As an atheist, being a woman was all about the fight–against patriarchy, against my fertility, against unrealistic societal expectations. Sure, women’s magazines would occasionally pay lip service to just how awesome it is to be a woman(!), but I knew that in the battle of the sexes, men always came out on top. Among other benefits, they got to avoid the bodily discomfort of menses and pregnancy and earned higher wages and better jobs just because. Then I became Catholic and accepted a faith whose most venerated human being is a woman. And whose theology not only calls woman “God’s masterpiece,” but demands that men not only treat us as equals, but sacrificially serve us above even their own needs! My Catholic faith has given me an appreciation for my unique feminine gifts that the secular world never could.
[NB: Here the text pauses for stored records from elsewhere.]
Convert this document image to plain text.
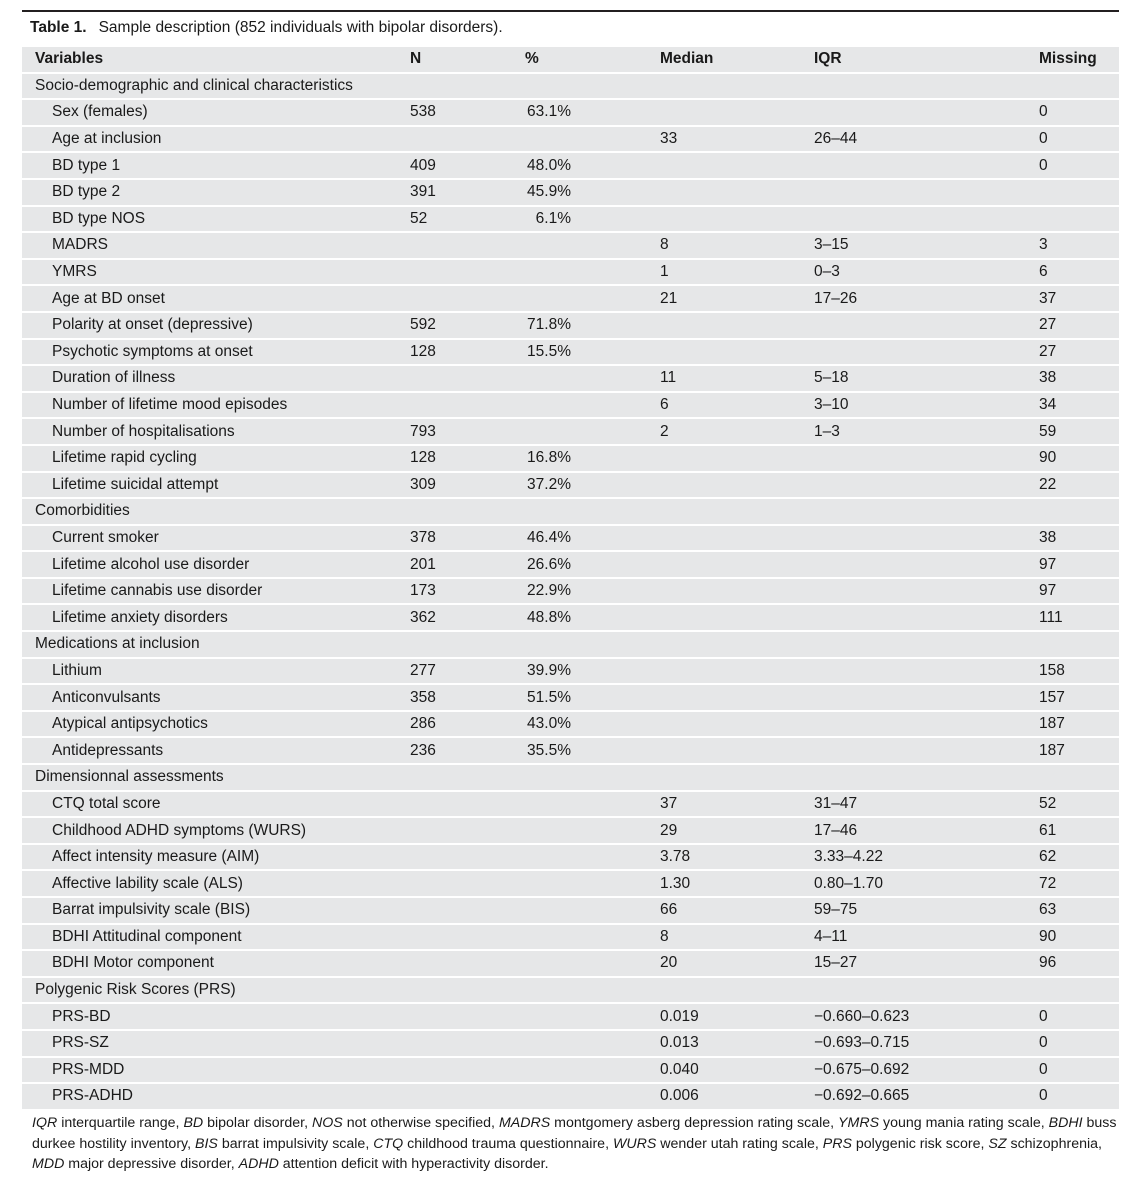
Table 1. Sample description (852 individuals with bipolar disorders).
Variables	N	%	Median	IQR	Missing
Socio-demographic and clinical characteristics					
Sex (females)	538	63.1%			0
Age at inclusion			33	26–44	0
BD type 1	409	48.0%			0
BD type 2	391	45.9%			
BD type NOS	52	6.1%			
MADRS			8	3–15	3
YMRS			1	0–3	6
Age at BD onset			21	17–26	37
Polarity at onset (depressive)	592	71.8%			27
Psychotic symptoms at onset	128	15.5%			27
Duration of illness			11	5–18	38
Number of lifetime mood episodes			6	3–10	34
Number of hospitalisations	793		2	1–3	59
Lifetime rapid cycling	128	16.8%			90
Lifetime suicidal attempt	309	37.2%			22
Comorbidities					
Current smoker	378	46.4%			38
Lifetime alcohol use disorder	201	26.6%			97
Lifetime cannabis use disorder	173	22.9%			97
Lifetime anxiety disorders	362	48.8%			111
Medications at inclusion					
Lithium	277	39.9%			158
Anticonvulsants	358	51.5%			157
Atypical antipsychotics	286	43.0%			187
Antidepressants	236	35.5%			187
Dimensionnal assessments					
CTQ total score			37	31–47	52
Childhood ADHD symptoms (WURS)			29	17–46	61
Affect intensity measure (AIM)			3.78	3.33–4.22	62
Affective lability scale (ALS)			1.30	0.80–1.70	72
Barrat impulsivity scale (BIS)			66	59–75	63
BDHI Attitudinal component			8	4–11	90
BDHI Motor component			20	15–27	96
Polygenic Risk Scores (PRS)					
PRS-BD			0.019	−0.660–0.623	0
PRS-SZ			0.013	−0.693–0.715	0
PRS-MDD			0.040	−0.675–0.692	0
PRS-ADHD			0.006	−0.692–0.665	0
IQR interquartile range, BD bipolar disorder, NOS not otherwise specified, MADRS montgomery asberg depression rating scale, YMRS young mania rating scale, BDHI buss durkee hostility inventory, BIS barrat impulsivity scale, CTQ childhood trauma questionnaire, WURS wender utah rating scale, PRS polygenic risk score, SZ schizophrenia, MDD major depressive disorder, ADHD attention deficit with hyperactivity disorder.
I had two choices as an atheist: pretend death wasn’t coming or call it out by laughing at its absurdity. Either way, death was something to be hated and avoided at all costs. Why? Because whether it came suddenly in a fiery crash or peacefully during sleep after 100 years, death was going to end my rich and beautiful life on this planet, among all the awesome people I’d come to love. Today, I understand that death is not something to be feared or reviled, but anticipated joyfully, because it’s the beginning, not the end. As a Catholic, I know that however painful death may be, it’s the door to my eternal life of joy with God, the saints, and the angels (and hopefully, all those earthly pilgrims I now love). It’s funny that the very thing I once imagined was going to strip my existence of all its meaning is actually that which will enable me to live my life to its fullest potential.
What about you, readers? For those of you who have converted, what part of your life is better now that you’re Catholic?